Quizá, más que con Striner, la realidad que vive México tiene un profundo parecido con la sensibilidad del marqués de Sade. Ese prisionero de la Bastilla, cuyos sueños de una sociedad del crimen alimentaron la imaginación intoxicada de los barrios elegantes y de las tertulias literarias, tiene que ver con nuestros criminales y muchos de nuestros políticos. No importa que no lo hayan leído. Se trata no de un conocimiento, sino de una misma sensibilidad nacida del desprecio por todo lo sagrado: la reivindicación de una libertad total, la deshumanización operada en frío por la inteligencia y la reducción del ser humano a una pura instrumentalidad y a un objeto de uso y explotación.

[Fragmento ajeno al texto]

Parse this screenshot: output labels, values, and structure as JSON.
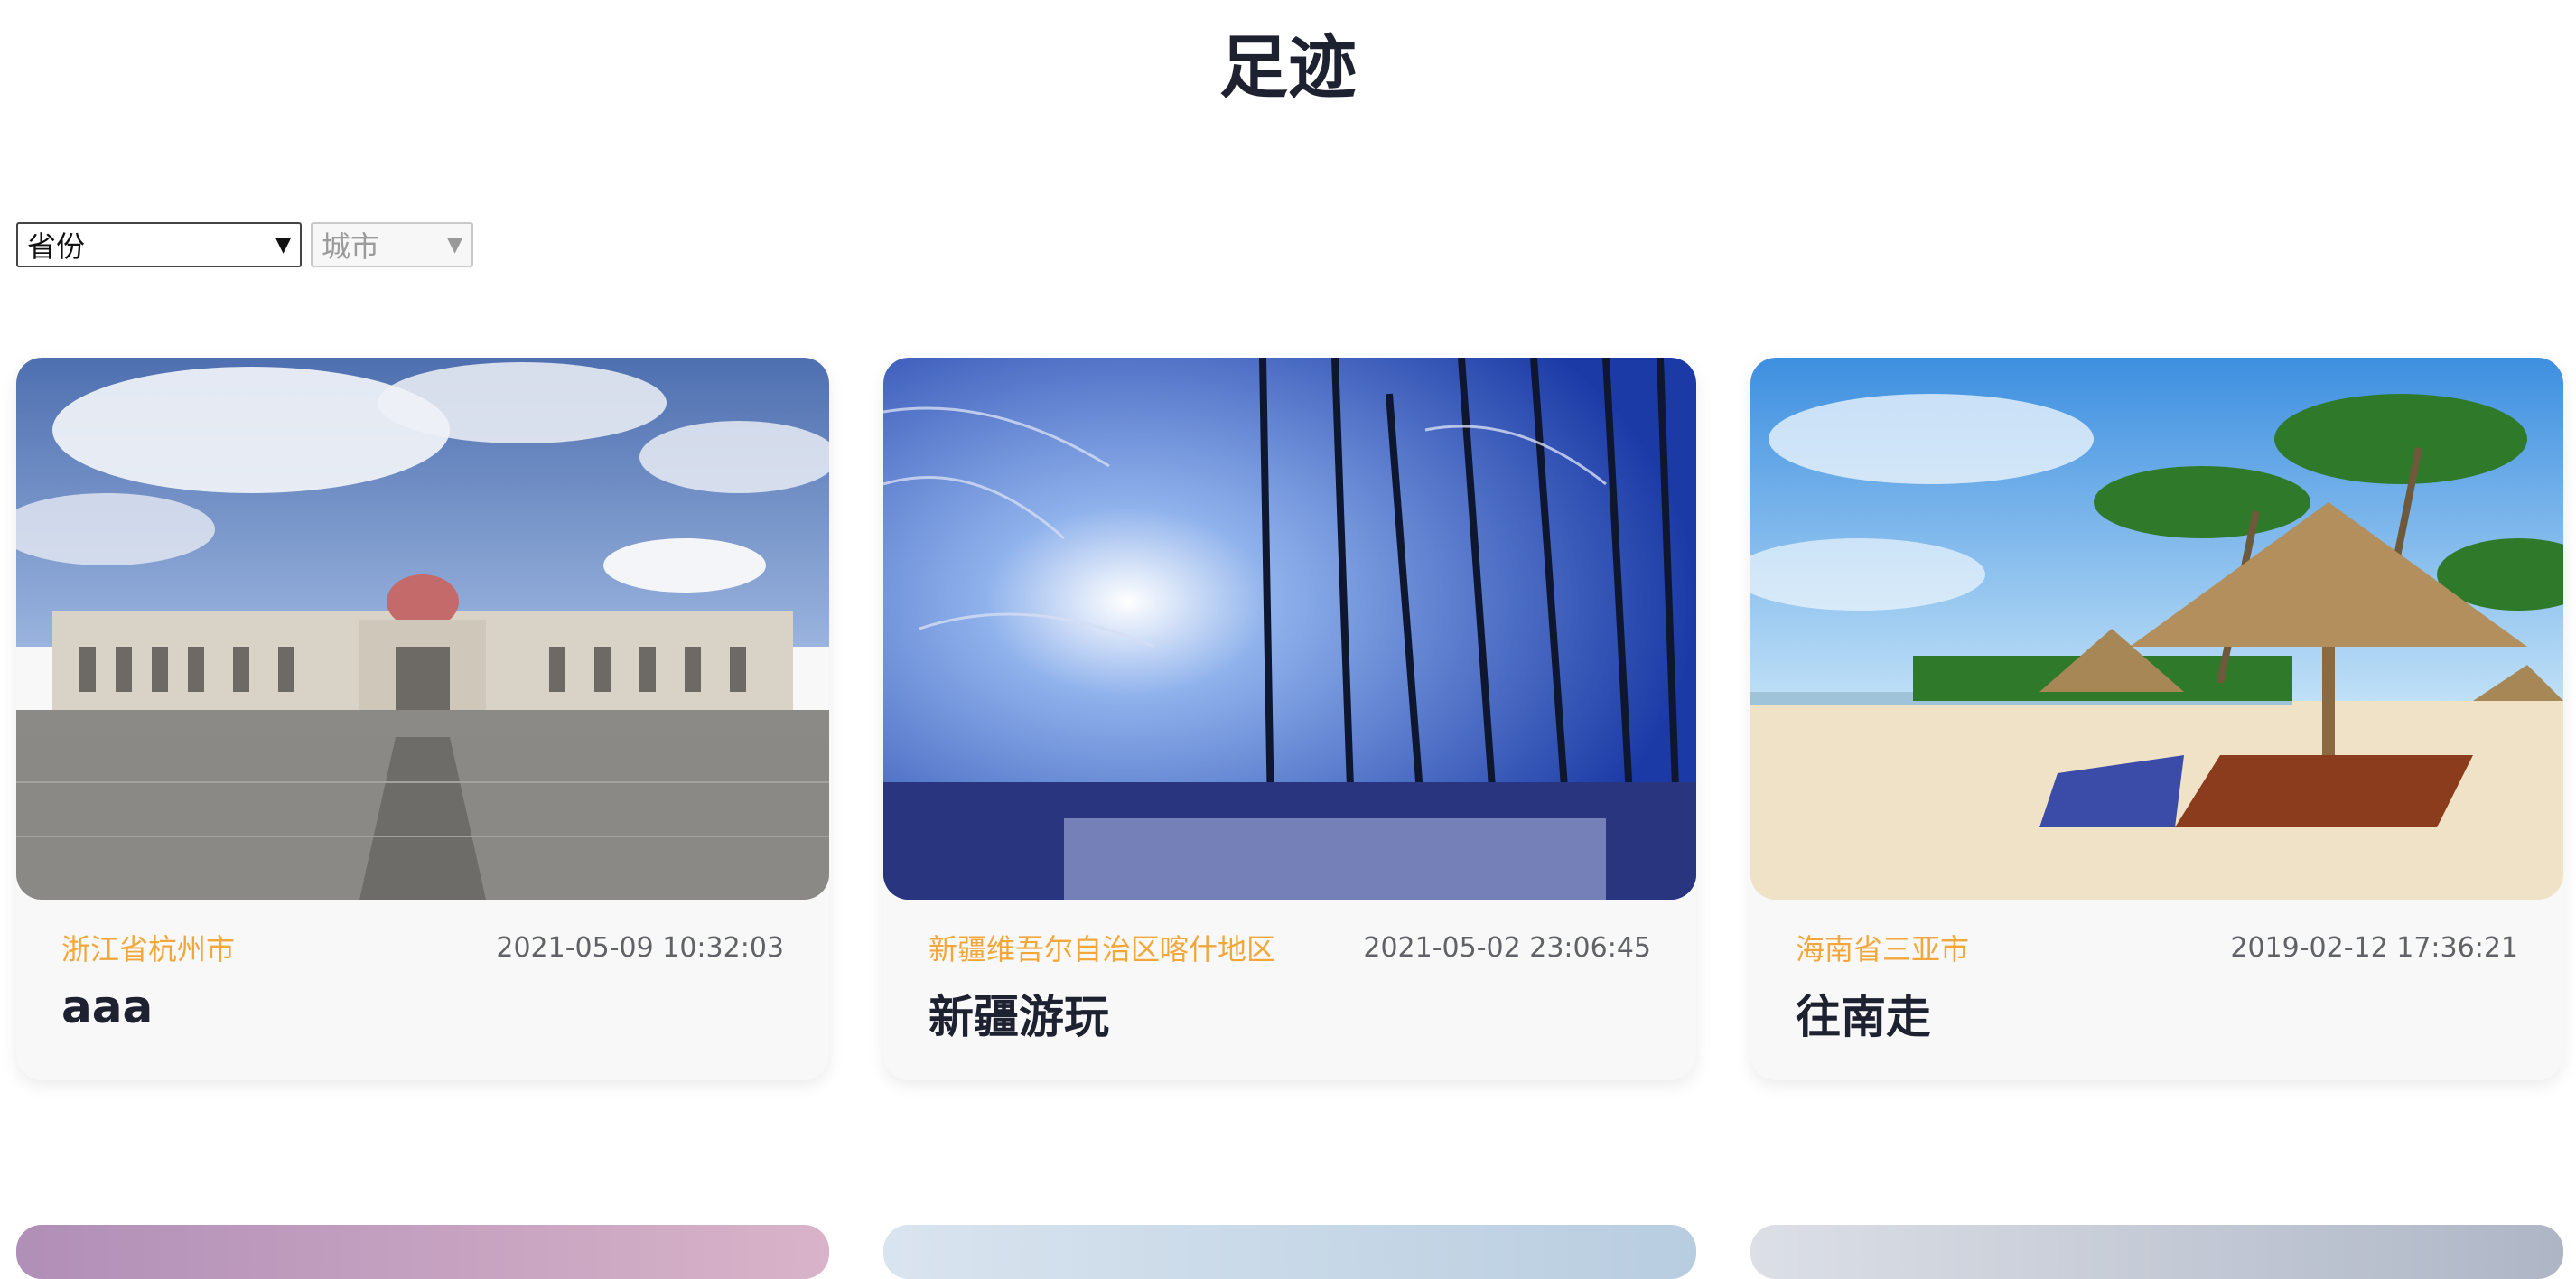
{
  "page": {
    "title": "足迹"
  },
  "filters": {
    "province": {
      "selected": "省份"
    },
    "city": {
      "selected": "城市",
      "disabled": true
    }
  },
  "cards": [
    {
      "place": "浙江省杭州市",
      "time": "2021-05-09 10:32:03",
      "title": "aaa",
      "image": "building-plaza-photo"
    },
    {
      "place": "新疆维吾尔自治区喀什地区",
      "time": "2021-05-02 23:06:45",
      "title": "新疆游玩",
      "image": "snowy-forest-photo"
    },
    {
      "place": "海南省三亚市",
      "time": "2019-02-12 17:36:21",
      "title": "往南走",
      "image": "beach-umbrellas-photo"
    }
  ],
  "colors": {
    "accent": "#f3a73a",
    "text": "#1e2130",
    "muted": "#606266",
    "card_bg": "#f8f8f9"
  }
}
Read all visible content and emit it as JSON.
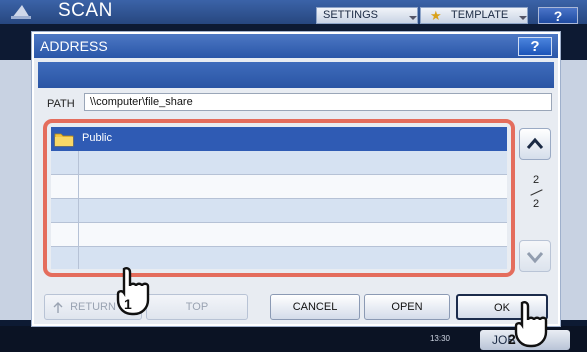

Con más de dos siglos de anticipación, Sade, a una escala reducida, prefiguró las sociedades nihilistas. Nuestros criminales y muchos de nuestros políticos, sin conocerlo, han fundido su sueño de una república universal con su técnica del envilecimiento. “El crimen –decía Camus– que Sade quería que fuese el fruto excepcional y delicioso del vicio desencadenado no es ya (en nuestro México) más que la triste costumbre” que se continúa y se ahonda con el año que llega.
Afortunadamente aún existen los justos, los que aún aman a los seres humanos y están dispuestos a servirlos para renovar el año.

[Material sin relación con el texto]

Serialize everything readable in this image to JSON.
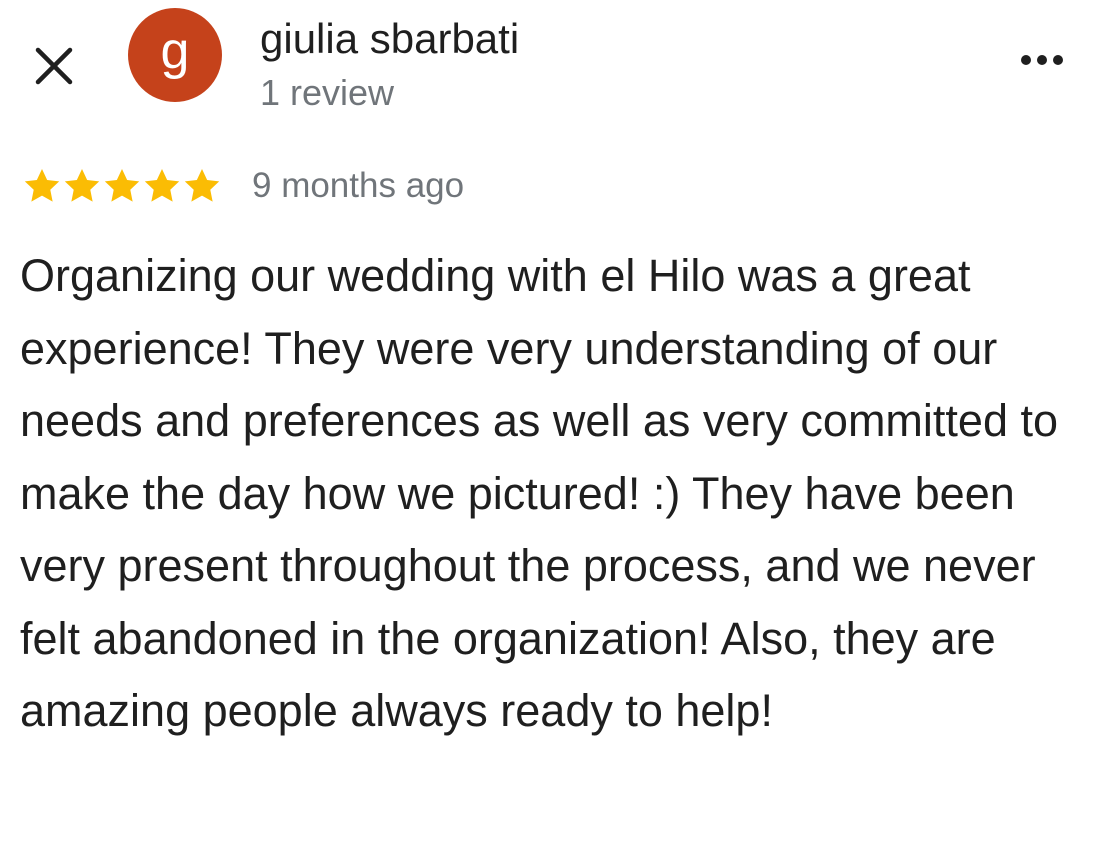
{
  "header": {
    "close_icon": "close-icon",
    "avatar_letter": "g",
    "avatar_color": "#c5421b",
    "reviewer_name": "giulia sbarbati",
    "review_count": "1 review",
    "more_icon": "more-horiz-icon"
  },
  "review": {
    "rating": 5,
    "max_rating": 5,
    "star_color": "#fbbc04",
    "date": "9 months ago",
    "text": "Organizing our wedding with el Hilo was a great experience! They were very understanding of our needs and preferences as well as very committed to make the day how we pictured! :) They have been very present throughout the process, and we never felt abandoned in the organization! Also, they are amazing people always ready to help!"
  }
}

Además opino que hay que respetar los Acuerdos de San Andrés, liberar a todos los zapatistas presos, derruir el Costco-CM del Casino de la Selva, esclarecer los crímenes de las asesinadas de Juárez, sacar a la Minera San Xavier del Cerro de San Pedro, liberar a todos los presos de la APPO, hacerle juicio político a Ulises Ruiz, cambiar la estrategia de seguridad y resarcir a las víctimas de la guerra de Calderón.